Dark side of transparency

But, it can't be all roses, right? Let's look at what I see as the dark side of transparency: encapsulation (or its lack thereof).

As good software engineers, we know an important piece of building a system is having good encapsulation. Any module or object worth its weight exposes only necessary functionality to the world and hides the rest. This encourages loose coupling, so that components don't depend on each others' implementation details.

In a way, transparency in the type runs counter to information hiding in that it encourages more coupling in the code. Some of this is natural. For example, in the C code, we have to remember what the return values are. If we add a new one, we may have to change the code handling the call as well. Likewise, in Python, if we change the types of parameters we allow, we may have to go update the callers.

On the other hand, knowing that a function may fail may be sufficient. In the Rust case, code that handles the call may need to be updated if you change how the function fails, even if it only cares about if it fails.

Likewise, in Haskell you may want to drop some probe into your system to catch the result of a function while you're debugging. Such changes can have a ripple effect in your codebase as this probe may change a series of function calls to reflect that I/O has been performed. (Not withstanding workarounds with fun names like unsafePerformIO)

All a balance

Types are there to help. Leaning on them not enough means encoding more information in your tests and code comments. Leaning on them too much may mean tightly coupling parts of your system. What the right balance is may change from project to project, or developer to developer.

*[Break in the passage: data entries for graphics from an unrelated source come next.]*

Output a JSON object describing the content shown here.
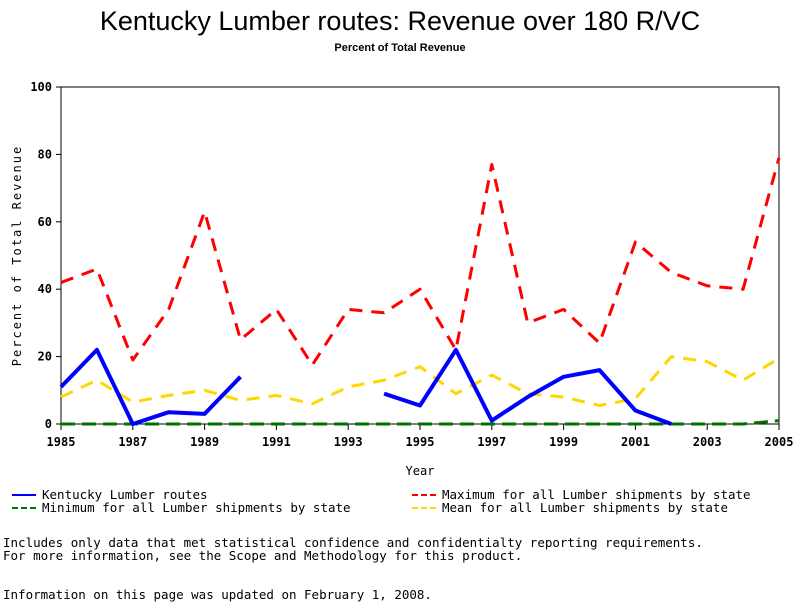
{
  "chart_data": {
    "type": "line",
    "title": "Kentucky Lumber routes: Revenue over 180 R/VC",
    "subtitle": "Percent of Total Revenue",
    "xlabel": "Year",
    "ylabel": "Percent of Total Revenue",
    "xlim": [
      1985,
      2005
    ],
    "ylim": [
      0,
      100
    ],
    "x_ticks": [
      "1985",
      "1987",
      "1989",
      "1991",
      "1993",
      "1995",
      "1997",
      "1999",
      "2001",
      "2003",
      "2005"
    ],
    "y_ticks": [
      "0",
      "20",
      "40",
      "60",
      "80",
      "100"
    ],
    "grid": false,
    "legend_placement": "bottom",
    "x": [
      1985,
      1986,
      1987,
      1988,
      1989,
      1990,
      1991,
      1992,
      1993,
      1994,
      1995,
      1996,
      1997,
      1998,
      1999,
      2000,
      2001,
      2002,
      2003,
      2004,
      2005
    ],
    "series": [
      {
        "name": "Kentucky Lumber routes",
        "color": "#0000ff",
        "style": "solid",
        "values": [
          11,
          22,
          0,
          3.5,
          3,
          14,
          null,
          null,
          null,
          9,
          5.5,
          22,
          1,
          8,
          14,
          16,
          4,
          0,
          null,
          null,
          null
        ]
      },
      {
        "name": "Maximum for all Lumber shipments by state",
        "color": "#ff0000",
        "style": "dashed",
        "values": [
          42,
          46,
          19,
          34,
          63,
          25,
          34,
          17.5,
          34,
          33,
          40,
          22,
          77,
          30,
          34,
          24,
          54,
          45,
          41,
          40,
          79
        ]
      },
      {
        "name": "Minimum for all Lumber shipments by state",
        "color": "#007000",
        "style": "dashed",
        "values": [
          0,
          0,
          0,
          0,
          0,
          0,
          0,
          0,
          0,
          0,
          0,
          0,
          0,
          0,
          0,
          0,
          0,
          0,
          0,
          0,
          1
        ]
      },
      {
        "name": "Mean for all Lumber shipments by state",
        "color": "#ffd700",
        "style": "dashed",
        "values": [
          8,
          13,
          6.5,
          8.5,
          10,
          7,
          8.5,
          6,
          11,
          13,
          17,
          9,
          14.5,
          9,
          8,
          5.5,
          7.5,
          20,
          18.5,
          13,
          19.5
        ]
      }
    ]
  },
  "notes": {
    "line1": "Includes only data that met statistical confidence and confidentialty reporting requirements.",
    "line2": "For more information, see the Scope and Methodology for this product.",
    "updated": "Information on this page was updated on February 1, 2008."
  }
}
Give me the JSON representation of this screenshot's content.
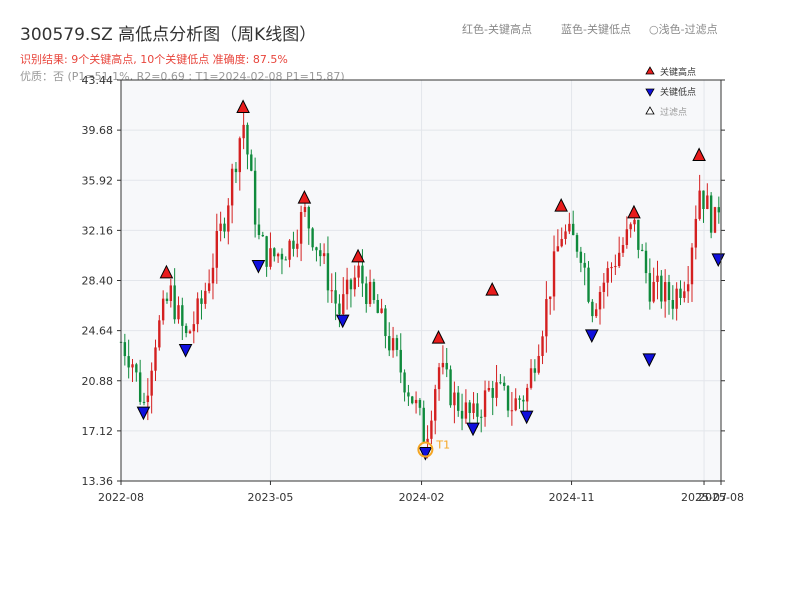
{
  "header": {
    "title": "300579.SZ 高低点分析图（周K线图）",
    "result_text": "识别结果: 9个关键高点, 10个关键低点  准确度: 87.5%",
    "quality_text": "优质：否  (P1=51.1%, R2=0.69 ; T1=2024-02-08 P1=15.87)",
    "hint_red": "红色-关键高点",
    "hint_blue": "蓝色-关键低点",
    "hint_gray": "浅色-过滤点"
  },
  "colors": {
    "up": "#d42020",
    "down": "#0f8a3c",
    "high_marker": "#e81c1c",
    "low_marker": "#1010dd",
    "t1_marker": "#f5a623",
    "plot_bg": "#f7f8fa"
  },
  "legend": {
    "placement": "top-right",
    "items": [
      "关键高点",
      "关键低点",
      "过滤点"
    ]
  },
  "chart_data": {
    "type": "candlestick",
    "y_ticks": [
      "13.36",
      "17.12",
      "20.88",
      "24.64",
      "28.40",
      "32.16",
      "35.92",
      "39.68",
      "43.44"
    ],
    "ylim": [
      13.36,
      43.44
    ],
    "x_ticks": [
      {
        "label": "2022-08",
        "date": "2022-08-01"
      },
      {
        "label": "2023-05",
        "date": "2023-05-01"
      },
      {
        "label": "2024-02",
        "date": "2024-02-01"
      },
      {
        "label": "2024-11",
        "date": "2024-11-01"
      },
      {
        "label": "2025-07",
        "date": "2025-07-01"
      },
      {
        "label": "2025-08",
        "date": "2025-08-01"
      }
    ],
    "xlim": [
      "2022-08-01",
      "2025-08-01"
    ],
    "grid": true,
    "anchors": [
      [
        "2022-08-01",
        23.8
      ],
      [
        "2022-08-21",
        22.5
      ],
      [
        "2022-09-11",
        18.9
      ],
      [
        "2022-10-02",
        24.0
      ],
      [
        "2022-10-30",
        27.5
      ],
      [
        "2022-11-27",
        24.0
      ],
      [
        "2022-12-25",
        26.5
      ],
      [
        "2023-02-05",
        33.0
      ],
      [
        "2023-03-12",
        40.5
      ],
      [
        "2023-04-09",
        31.5
      ],
      [
        "2023-04-30",
        30.0
      ],
      [
        "2023-06-04",
        31.0
      ],
      [
        "2023-07-02",
        33.5
      ],
      [
        "2023-07-30",
        30.5
      ],
      [
        "2023-09-03",
        26.0
      ],
      [
        "2023-10-08",
        29.0
      ],
      [
        "2023-11-12",
        26.0
      ],
      [
        "2023-12-17",
        22.5
      ],
      [
        "2024-01-21",
        19.0
      ],
      [
        "2024-02-08",
        16.5
      ],
      [
        "2024-03-03",
        22.0
      ],
      [
        "2024-03-31",
        19.5
      ],
      [
        "2024-05-05",
        18.0
      ],
      [
        "2024-06-09",
        20.5
      ],
      [
        "2024-07-14",
        19.0
      ],
      [
        "2024-08-11",
        20.0
      ],
      [
        "2024-09-08",
        25.0
      ],
      [
        "2024-10-13",
        32.0
      ],
      [
        "2024-11-17",
        31.0
      ],
      [
        "2024-12-08",
        26.5
      ],
      [
        "2025-01-19",
        30.0
      ],
      [
        "2025-02-23",
        32.5
      ],
      [
        "2025-03-23",
        28.0
      ],
      [
        "2025-05-04",
        27.0
      ],
      [
        "2025-06-01",
        29.0
      ],
      [
        "2025-06-22",
        35.5
      ],
      [
        "2025-07-20",
        32.5
      ],
      [
        "2025-08-01",
        35.0
      ]
    ],
    "highs": [
      {
        "date": "2022-10-23",
        "value": 28.6
      },
      {
        "date": "2023-03-12",
        "value": 41.0
      },
      {
        "date": "2023-07-02",
        "value": 34.2
      },
      {
        "date": "2023-10-08",
        "value": 29.8
      },
      {
        "date": "2024-03-03",
        "value": 23.7
      },
      {
        "date": "2024-06-09",
        "value": 27.3
      },
      {
        "date": "2024-10-13",
        "value": 33.6
      },
      {
        "date": "2025-02-23",
        "value": 33.1
      },
      {
        "date": "2025-06-22",
        "value": 37.4
      }
    ],
    "lows": [
      {
        "date": "2022-09-11",
        "value": 18.9
      },
      {
        "date": "2022-11-27",
        "value": 23.6
      },
      {
        "date": "2023-04-09",
        "value": 29.9
      },
      {
        "date": "2023-09-10",
        "value": 25.8
      },
      {
        "date": "2024-02-08",
        "value": 15.87
      },
      {
        "date": "2024-05-05",
        "value": 17.7
      },
      {
        "date": "2024-08-11",
        "value": 18.6
      },
      {
        "date": "2024-12-08",
        "value": 24.7
      },
      {
        "date": "2025-03-23",
        "value": 22.9
      },
      {
        "date": "2025-07-27",
        "value": 30.4
      }
    ],
    "t1": {
      "label": "T1",
      "date": "2024-02-08",
      "value": 15.87
    }
  }
}
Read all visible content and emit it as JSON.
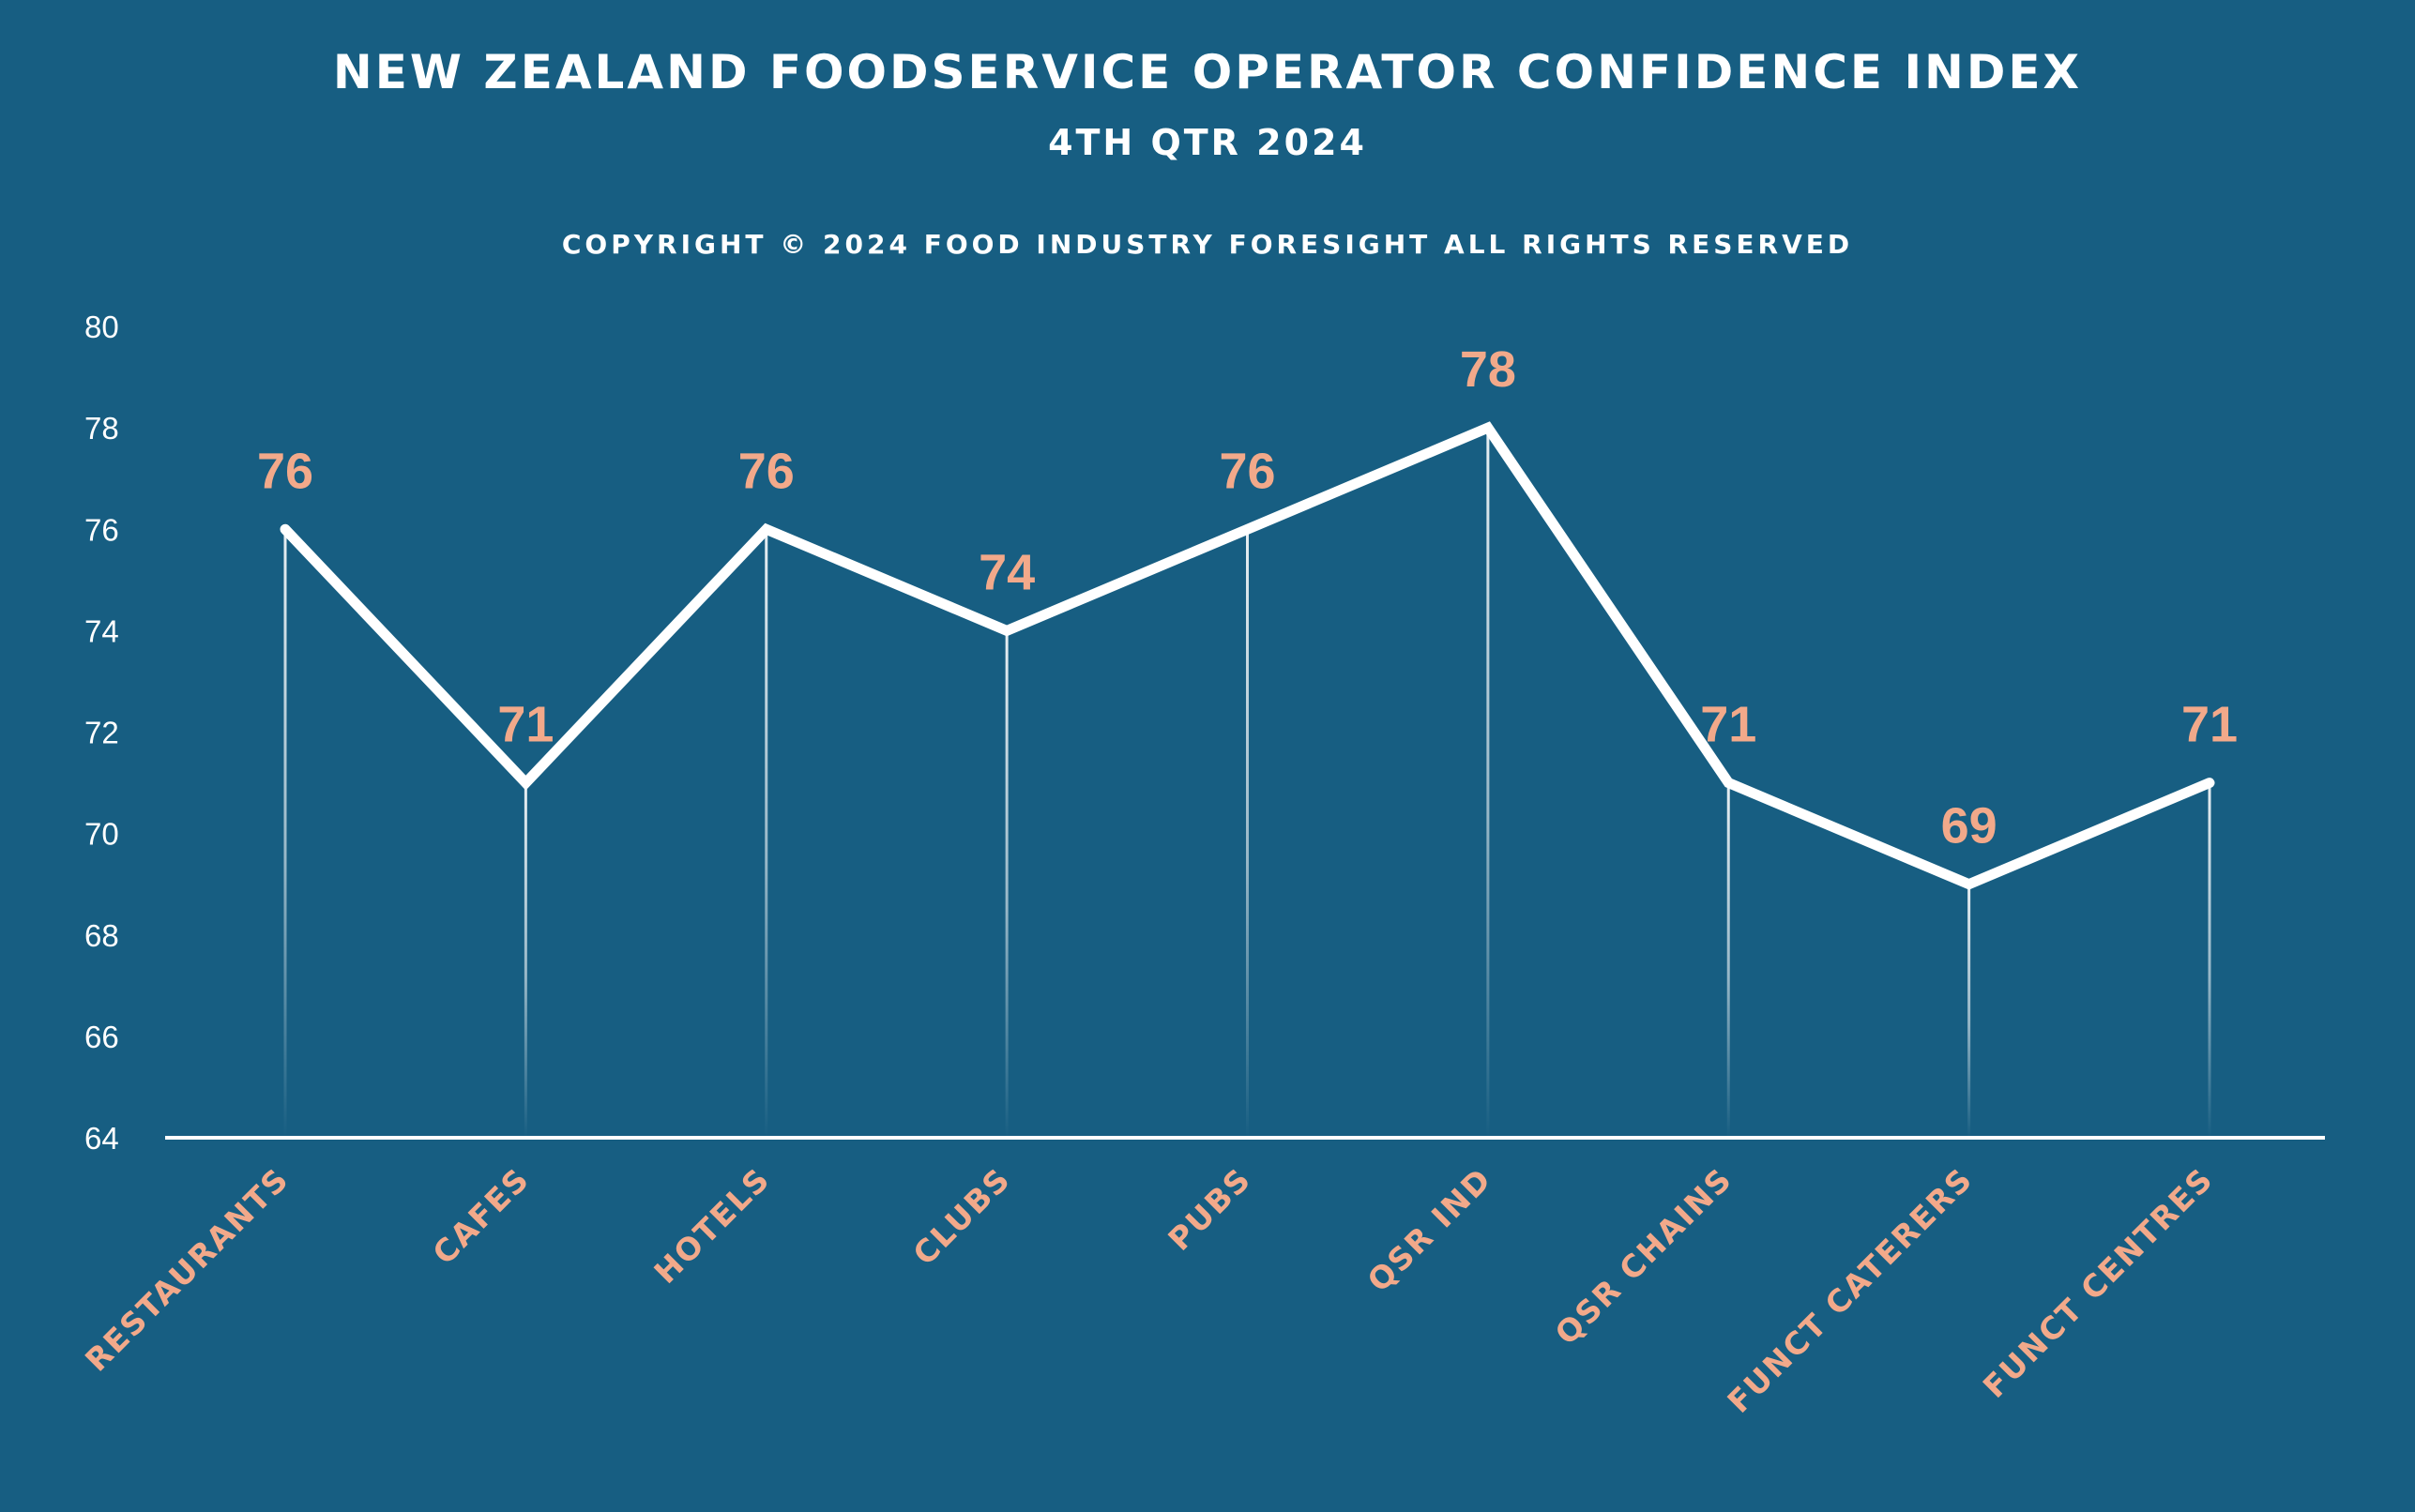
{
  "chart_data": {
    "type": "line",
    "title": "NEW ZEALAND FOODSERVICE OPERATOR CONFIDENCE INDEX",
    "subtitle": "4TH QTR 2024",
    "copyright": "COPYRIGHT © 2024 FOOD INDUSTRY FORESIGHT ALL RIGHTS RESERVED",
    "categories": [
      "RESTAURANTS",
      "CAFES",
      "HOTELS",
      "CLUBS",
      "PUBS",
      "QSR IND",
      "QSR CHAINS",
      "FUNCT CATERERS",
      "FUNCT CENTRES"
    ],
    "values": [
      76,
      71,
      76,
      74,
      76,
      78,
      71,
      69,
      71
    ],
    "ylim": [
      64,
      80
    ],
    "yticks": [
      64,
      66,
      68,
      70,
      72,
      74,
      76,
      78,
      80
    ],
    "xlabel": "",
    "ylabel": "",
    "grid": false,
    "data_labels": true,
    "colors": {
      "background": "#175e82",
      "line": "#ffffff",
      "data_label": "#f2a98a",
      "category_label": "#f2a98a",
      "text": "#ffffff"
    }
  }
}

Just as in our relationships with other people, it makes sense to not tell everyone we meet everything about us. It's a balance. Finding the right amount of transparency that encourages flexible, resilient systems is an art.

In the last few weeks, in playing with Rust more I've grown to appreciate its pragmatic set of trade-offs. Yes, you don't get to know if the system was changed, but if something can impact the rest of the program, you're encouraged to handle it. Not that there aren't workarounds or ways to easily opt-out, but just as in life, it's all a balance.